Ein Bregenzer Gerichtspsychiater sagte übrigens dieser Tage, nur 0,3 Prozent der Kinderschänder kämen aus dem kirchlichen Bereich (ein Vatikanfunktionär hatte den Anteil auf 1,2 Prozent geschätzt, siehe Info Nr. 144). Da jedoch der Anteil der Priester deutlich unter 0,3 Prozent der Bevölkerung liegt, wären Priester auch mit dieser Zahl auf dem Gebiet von Kinderschändungen deutlich überrepräsentiert.

In Österreich hat Täteronkel Schönborn die Opfertante Klasnic installiert und hofft wohl nun darauf, dass alles katholisch geordnet abläuft.
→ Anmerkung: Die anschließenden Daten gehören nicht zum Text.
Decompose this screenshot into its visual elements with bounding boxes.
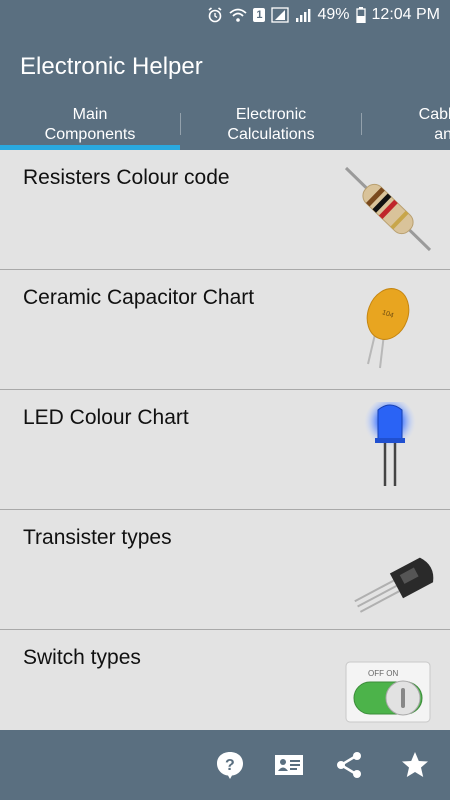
list-item-label: Resisters Colour code bbox=[23, 166, 230, 189]
signal-icon bbox=[271, 7, 290, 23]
contact-card-icon[interactable] bbox=[274, 750, 304, 780]
tab-electronic-calculations[interactable]: Electronic Calculations bbox=[181, 98, 361, 150]
tab-cable-codes[interactable]: Cable Co and I bbox=[362, 98, 450, 150]
status-time: 12:04 PM bbox=[371, 6, 440, 23]
svg-text:?: ? bbox=[225, 757, 235, 774]
list-item-label: Ceramic Capacitor Chart bbox=[23, 286, 255, 309]
tab-main-components[interactable]: Main Components bbox=[0, 98, 180, 150]
status-icons: 1 49% 12:04 PM bbox=[207, 6, 440, 24]
resistor-icon bbox=[344, 166, 432, 252]
list-item-resistors[interactable]: Resisters Colour code bbox=[0, 150, 450, 270]
led-icon bbox=[364, 402, 416, 486]
tab-bar: Main Components Electronic Calculations … bbox=[0, 98, 450, 150]
svg-text:OFF ON: OFF ON bbox=[368, 669, 398, 678]
list-item-led[interactable]: LED Colour Chart bbox=[0, 390, 450, 510]
list-item-label: Switch types bbox=[23, 646, 141, 669]
bottom-action-bar: ? bbox=[0, 730, 450, 800]
app-title: Electronic Helper bbox=[20, 53, 203, 80]
app-bar: Electronic Helper bbox=[0, 32, 450, 98]
tab-label: Main Components bbox=[44, 106, 136, 143]
battery-icon bbox=[355, 7, 366, 23]
capacitor-icon: 104 bbox=[366, 288, 410, 369]
notification-badge: 1 bbox=[253, 8, 266, 22]
status-bar: 1 49% 12:04 PM bbox=[0, 0, 450, 32]
battery-percent: 49% bbox=[317, 6, 350, 23]
wifi-icon bbox=[229, 8, 247, 22]
tab-label: Electronic Calculations bbox=[227, 106, 315, 143]
help-icon[interactable]: ? bbox=[215, 750, 245, 780]
list-item-label: LED Colour Chart bbox=[23, 406, 189, 429]
tab-label: Cable Co and I bbox=[418, 106, 450, 143]
signal-bars-icon bbox=[296, 9, 311, 22]
component-list: Resisters Colour code Ceramic Capacitor … bbox=[0, 150, 450, 730]
switch-icon: OFF ON bbox=[345, 661, 431, 723]
list-item-switch[interactable]: Switch types OFF ON bbox=[0, 630, 450, 730]
alarm-icon bbox=[208, 7, 222, 23]
star-icon[interactable] bbox=[400, 750, 430, 780]
list-item-ceramic-capacitor[interactable]: Ceramic Capacitor Chart 104 bbox=[0, 270, 450, 390]
share-icon[interactable] bbox=[334, 750, 364, 780]
list-item-label: Transister types bbox=[23, 526, 172, 549]
transistor-icon bbox=[354, 557, 434, 613]
list-item-transistor[interactable]: Transister types bbox=[0, 510, 450, 630]
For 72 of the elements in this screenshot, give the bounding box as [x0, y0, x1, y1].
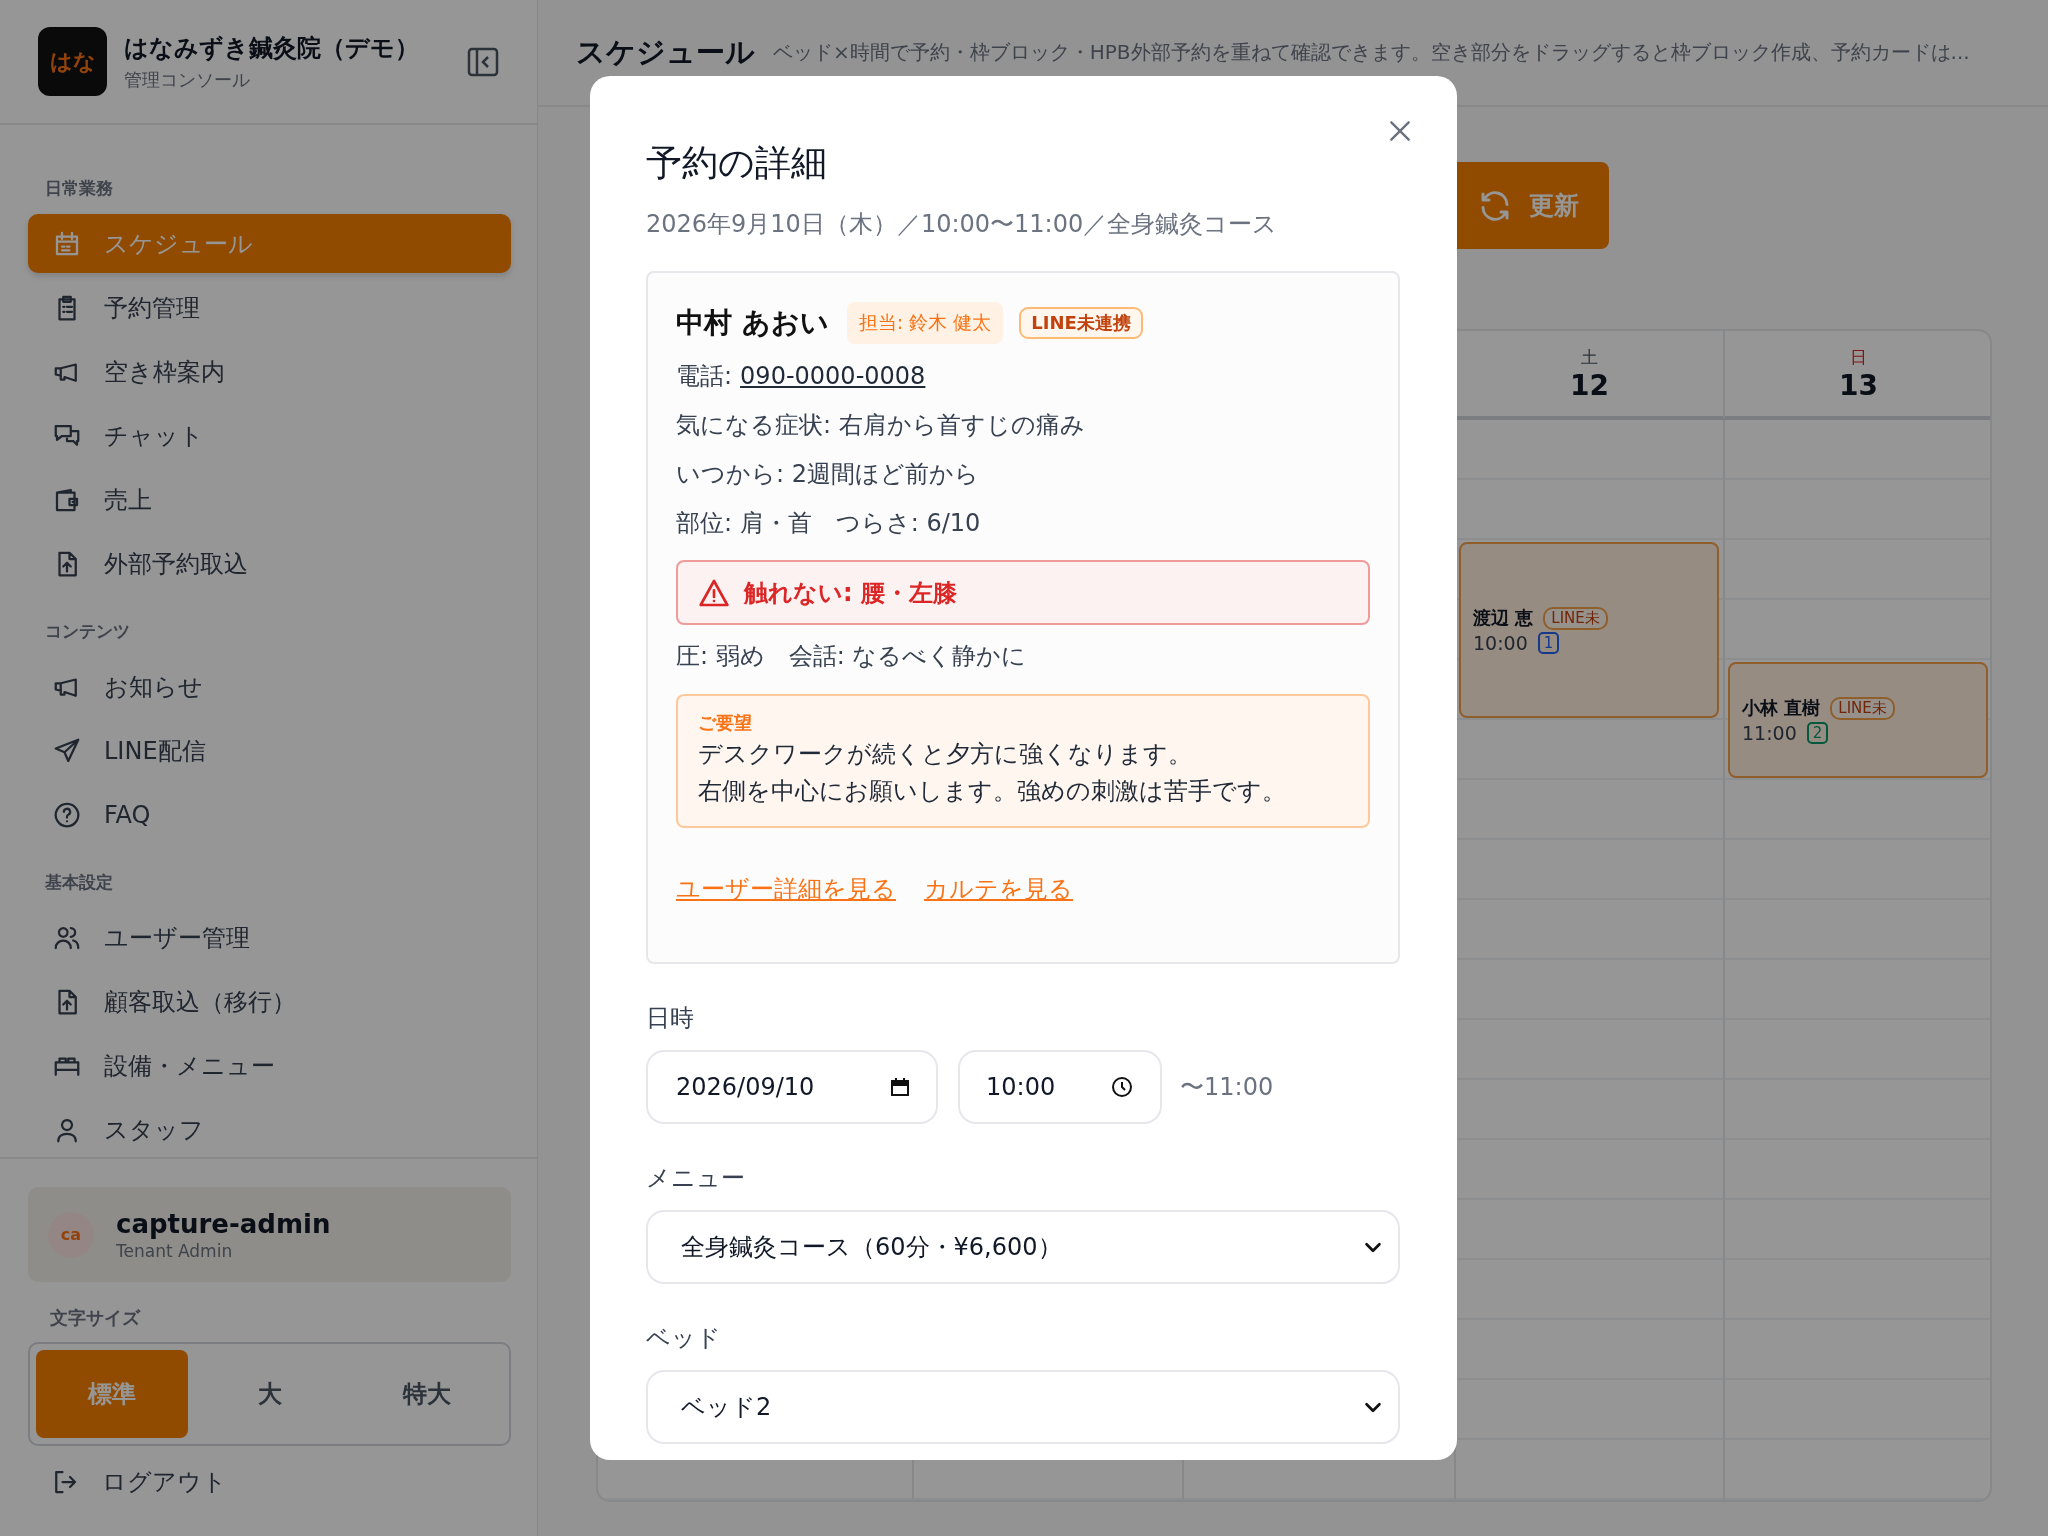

Vielleicht treten noch ein paar höhere Kirchenfunktionäre in den Ruhestand, z.B. der Watschenfreund Fischer (Bischof in Vorarlberg), vielleicht werden in Hinkunft nur noch Priesterkandidaten geweiht, die verschnitten sind oder in einer sicheren Zweierbeziehung leben, weil es sowieso schon egal ist, ob noch ein paar Leute mehr heucheln, zölibatär zu leben. Laut Informationen aus dem Vatikan soll der Papst beabsichtigen, zum Abschluss des sogenannten "Priesterjahres" am 11. Juni um Vergebung für die sexuellen Vergehen katholischer Kleriker zu bitten.

Und dann ist alles wieder gut? So einfach wird es nicht gehen. Der Ruf ist ruiniert und der wächst so schnell nicht mehr nach.